Confidentiality is second nature to the legal profession. DPOs must have experience acting in an independent manner, indicating a need for a mature professional with client relationship and audit experience to handle the delicate task of discovering gaps, encouraging gap mitigation, and ensuring compliance without taking an adversarial position.


Cultural/global: DPOs will likely be dealing with controllers and processors from different countries and therefore business cultures. DPOs must have experience in dealing with different ways of thinking and doing business and have the flexibility to marshal these differences into a successful result. Think of the simplified example of an organisation with a retail presence in Europe, contract manufacturers in China, IT outsourcers in India, and headquarters in the U.S.  DPOs should be based in the EU but globally focused.


Leadership/broad exposure: Article 38.2 requires, “The controller and processor shall support the DPO … by providing resources necessary to carry out those tasks and access to personal data and processing operations, and to maintain his or her expert knowledge.” DPOs will need to have leadership and project management experience, to be able to request, marshal and lead the resources need to carry out their roles. They also must be able to critically assess themselves for knowledge gaps and request training in those areas.

DPOs should have broad business experience to know the industries of the data controller and processor well enough to understand how privacy should be implemented to integrate smoothly with the way each company designs and markets its products and services and earns its revenues.

DPOs must be able to speak in the language of the average citizen, not in technical or legal jargon, to handle requests and complaints from data subjects. A common touch is helpful to DPOs in their role to protect data subjects’ rights.


Self-starter/board-level: Article 38.3 requires, “The controller and processor shall ensure that the DPO does not receive any instructions regarding the exercise of those tasks …  The DPO shall directly report to the highest management level of the controller or the processor.” DPOs have to be self-starters, with the competence and skills to carry out the role without guidance and to know where to find necessary information. DPOs must also have board-level presence and be able to deal with experienced business people who will not know the intricacies of DPO functions. Licensed external auditors such as CPAs/CAs, who audit compliance with laws, standards, and practices, are independent of the auditee, and report to the board, would have this type of experience.  
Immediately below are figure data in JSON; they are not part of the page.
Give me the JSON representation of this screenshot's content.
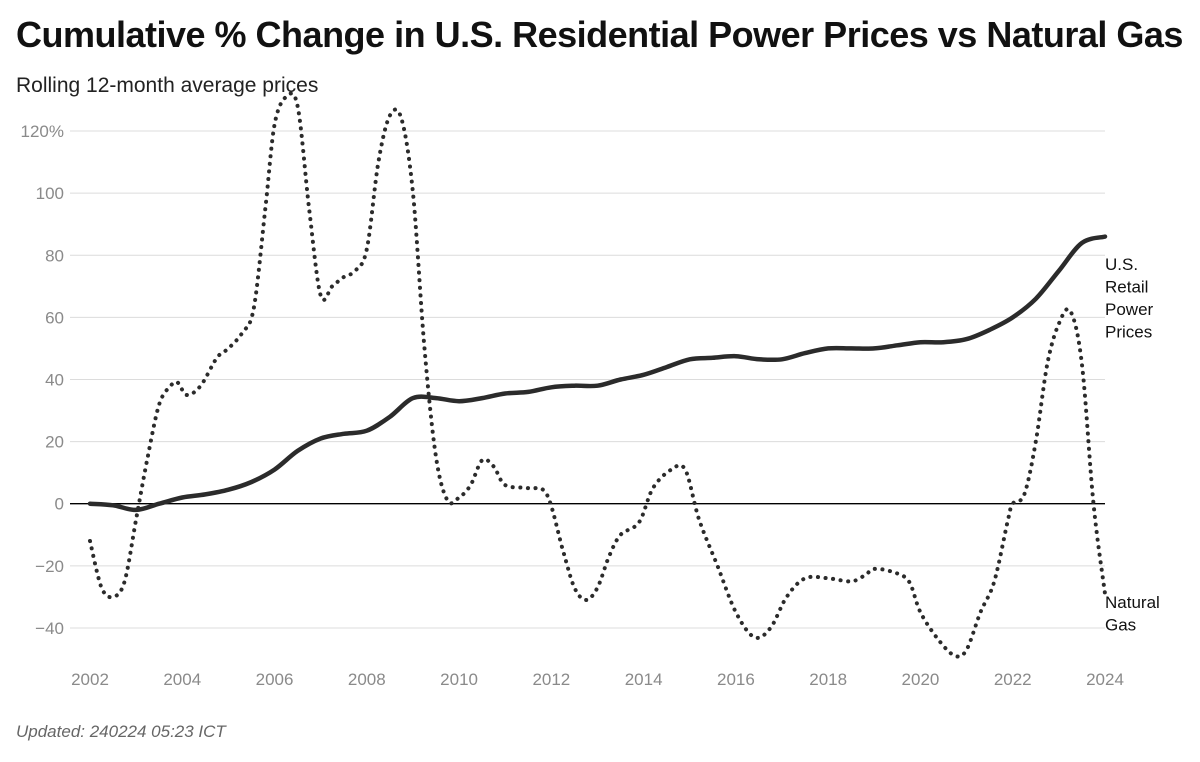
{
  "header": {
    "title": "Cumulative % Change in U.S. Residential Power Prices vs Natural Gas",
    "subtitle": "Rolling 12-month average prices"
  },
  "footer": {
    "updated": "Updated: 240224 05:23 ICT"
  },
  "chart_data": {
    "type": "line",
    "title": "Cumulative % Change in U.S. Residential Power Prices vs Natural Gas",
    "subtitle": "Rolling 12-month average prices",
    "xlabel": "",
    "ylabel": "",
    "xlim": [
      2002,
      2024
    ],
    "ylim": [
      -50,
      130
    ],
    "x_ticks": [
      2002,
      2004,
      2006,
      2008,
      2010,
      2012,
      2014,
      2016,
      2018,
      2020,
      2022,
      2024
    ],
    "y_ticks": [
      {
        "value": 120,
        "label": "120%"
      },
      {
        "value": 100,
        "label": "100"
      },
      {
        "value": 80,
        "label": "80"
      },
      {
        "value": 60,
        "label": "60"
      },
      {
        "value": 40,
        "label": "40"
      },
      {
        "value": 20,
        "label": "20"
      },
      {
        "value": 0,
        "label": "0"
      },
      {
        "value": -20,
        "label": "−20"
      },
      {
        "value": -40,
        "label": "−40"
      }
    ],
    "grid": true,
    "legend": "end-of-line labels",
    "series": [
      {
        "name": "U.S. Retail Power Prices",
        "label_lines": [
          "U.S.",
          "Retail",
          "Power",
          "Prices"
        ],
        "style": "solid",
        "color": "#2b2b2b",
        "points": [
          [
            2002.0,
            0
          ],
          [
            2002.5,
            -0.5
          ],
          [
            2003.0,
            -2
          ],
          [
            2003.5,
            0
          ],
          [
            2004.0,
            2
          ],
          [
            2004.5,
            3
          ],
          [
            2005.0,
            4.5
          ],
          [
            2005.5,
            7
          ],
          [
            2006.0,
            11
          ],
          [
            2006.5,
            17
          ],
          [
            2007.0,
            21
          ],
          [
            2007.5,
            22.5
          ],
          [
            2008.0,
            23.5
          ],
          [
            2008.5,
            28
          ],
          [
            2009.0,
            34
          ],
          [
            2009.5,
            34
          ],
          [
            2010.0,
            33
          ],
          [
            2010.5,
            34
          ],
          [
            2011.0,
            35.5
          ],
          [
            2011.5,
            36
          ],
          [
            2012.0,
            37.5
          ],
          [
            2012.5,
            38
          ],
          [
            2013.0,
            38
          ],
          [
            2013.5,
            40
          ],
          [
            2014.0,
            41.5
          ],
          [
            2014.5,
            44
          ],
          [
            2015.0,
            46.5
          ],
          [
            2015.5,
            47
          ],
          [
            2016.0,
            47.5
          ],
          [
            2016.5,
            46.5
          ],
          [
            2017.0,
            46.5
          ],
          [
            2017.5,
            48.5
          ],
          [
            2018.0,
            50
          ],
          [
            2018.5,
            50
          ],
          [
            2019.0,
            50
          ],
          [
            2019.5,
            51
          ],
          [
            2020.0,
            52
          ],
          [
            2020.5,
            52
          ],
          [
            2021.0,
            53
          ],
          [
            2021.5,
            56
          ],
          [
            2022.0,
            60
          ],
          [
            2022.5,
            66
          ],
          [
            2023.0,
            75
          ],
          [
            2023.5,
            84
          ],
          [
            2024.0,
            86
          ]
        ]
      },
      {
        "name": "Natural Gas",
        "label_lines": [
          "Natural",
          "Gas"
        ],
        "style": "dotted",
        "color": "#2b2b2b",
        "points": [
          [
            2002.0,
            -12
          ],
          [
            2002.25,
            -27
          ],
          [
            2002.5,
            -30
          ],
          [
            2002.75,
            -25
          ],
          [
            2003.0,
            -5
          ],
          [
            2003.25,
            15
          ],
          [
            2003.5,
            32
          ],
          [
            2003.75,
            38
          ],
          [
            2003.9,
            39
          ],
          [
            2004.1,
            35
          ],
          [
            2004.4,
            38
          ],
          [
            2004.75,
            47
          ],
          [
            2005.0,
            50
          ],
          [
            2005.3,
            55
          ],
          [
            2005.55,
            63
          ],
          [
            2005.8,
            95
          ],
          [
            2006.0,
            122
          ],
          [
            2006.25,
            131
          ],
          [
            2006.5,
            128
          ],
          [
            2006.75,
            95
          ],
          [
            2007.0,
            67
          ],
          [
            2007.25,
            70
          ],
          [
            2007.5,
            73
          ],
          [
            2007.75,
            75
          ],
          [
            2008.0,
            82
          ],
          [
            2008.25,
            110
          ],
          [
            2008.5,
            125
          ],
          [
            2008.75,
            124
          ],
          [
            2009.0,
            100
          ],
          [
            2009.25,
            50
          ],
          [
            2009.5,
            15
          ],
          [
            2009.75,
            1
          ],
          [
            2010.0,
            2
          ],
          [
            2010.25,
            6
          ],
          [
            2010.5,
            14
          ],
          [
            2010.75,
            12
          ],
          [
            2011.0,
            6
          ],
          [
            2011.5,
            5
          ],
          [
            2011.9,
            3
          ],
          [
            2012.25,
            -15
          ],
          [
            2012.5,
            -27
          ],
          [
            2012.75,
            -31
          ],
          [
            2013.0,
            -27
          ],
          [
            2013.25,
            -17
          ],
          [
            2013.5,
            -10
          ],
          [
            2013.9,
            -6
          ],
          [
            2014.2,
            5
          ],
          [
            2014.6,
            11
          ],
          [
            2014.9,
            11
          ],
          [
            2015.2,
            -5
          ],
          [
            2015.6,
            -20
          ],
          [
            2016.0,
            -35
          ],
          [
            2016.4,
            -43
          ],
          [
            2016.75,
            -40
          ],
          [
            2017.1,
            -30
          ],
          [
            2017.5,
            -24
          ],
          [
            2018.0,
            -24
          ],
          [
            2018.5,
            -25
          ],
          [
            2018.8,
            -23
          ],
          [
            2019.0,
            -21
          ],
          [
            2019.4,
            -22
          ],
          [
            2019.75,
            -25
          ],
          [
            2020.0,
            -35
          ],
          [
            2020.4,
            -44
          ],
          [
            2020.75,
            -49
          ],
          [
            2021.0,
            -47
          ],
          [
            2021.3,
            -35
          ],
          [
            2021.6,
            -25
          ],
          [
            2021.9,
            -5
          ],
          [
            2022.0,
            0
          ],
          [
            2022.25,
            3
          ],
          [
            2022.5,
            20
          ],
          [
            2022.75,
            45
          ],
          [
            2023.0,
            58
          ],
          [
            2023.25,
            62
          ],
          [
            2023.5,
            45
          ],
          [
            2023.75,
            0
          ],
          [
            2024.0,
            -29
          ]
        ]
      }
    ]
  }
}
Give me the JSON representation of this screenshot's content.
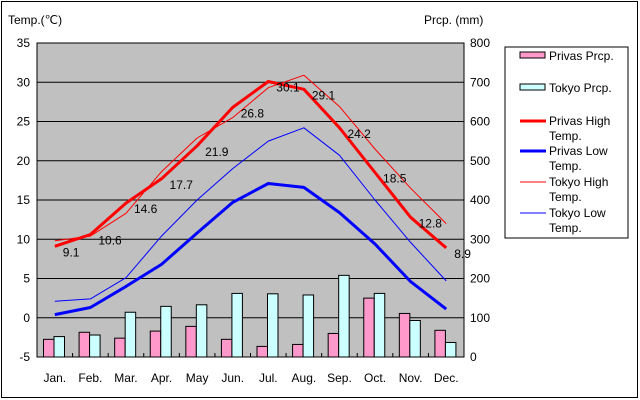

Common touch/teaching: Article 38.4 allows data subjects to contact the DPO “with regard to all issues related to the processing of their personal data and to the exercise of their rights.” DPOs must be able to speak in the language of the average citizen, not in technical or legal jargon, to handle requests and complaints from data subjects. A common touch is helpful to DPOs in their role to protect data subjects’ rights. DPOs must also have skills in both legal training and awareness raising, to ensure all data subjects are aware of their rights and responsibilities and to help train others to assist data subjects on specific requests.   


No-conflicts/credibility: Article 38.6 allows DPOs to fulfil other tasks as long as “any such tasks and duties do not result in a conflict of interests.” DPOs who are members of the data controller’s organisation may not perform roles that conflict with their DPO role. For example, a DPO also overseeing information security has a conflict when their security risk assessments and treatments are evaluated under their DPO role. DPOs should be dedicated or the role outsourced to an independent external DPO. 

Article 39.1 states that DPOs are required “to cooperate with the supervisory authority … [and] act as the contact point for the supervisory authority on issues relating to processing.” A prior relationship with the data protection authority is helpful, or DPOs must be able to establish instant credibility based on their wide experience, knowledge, credentials and relationship skills.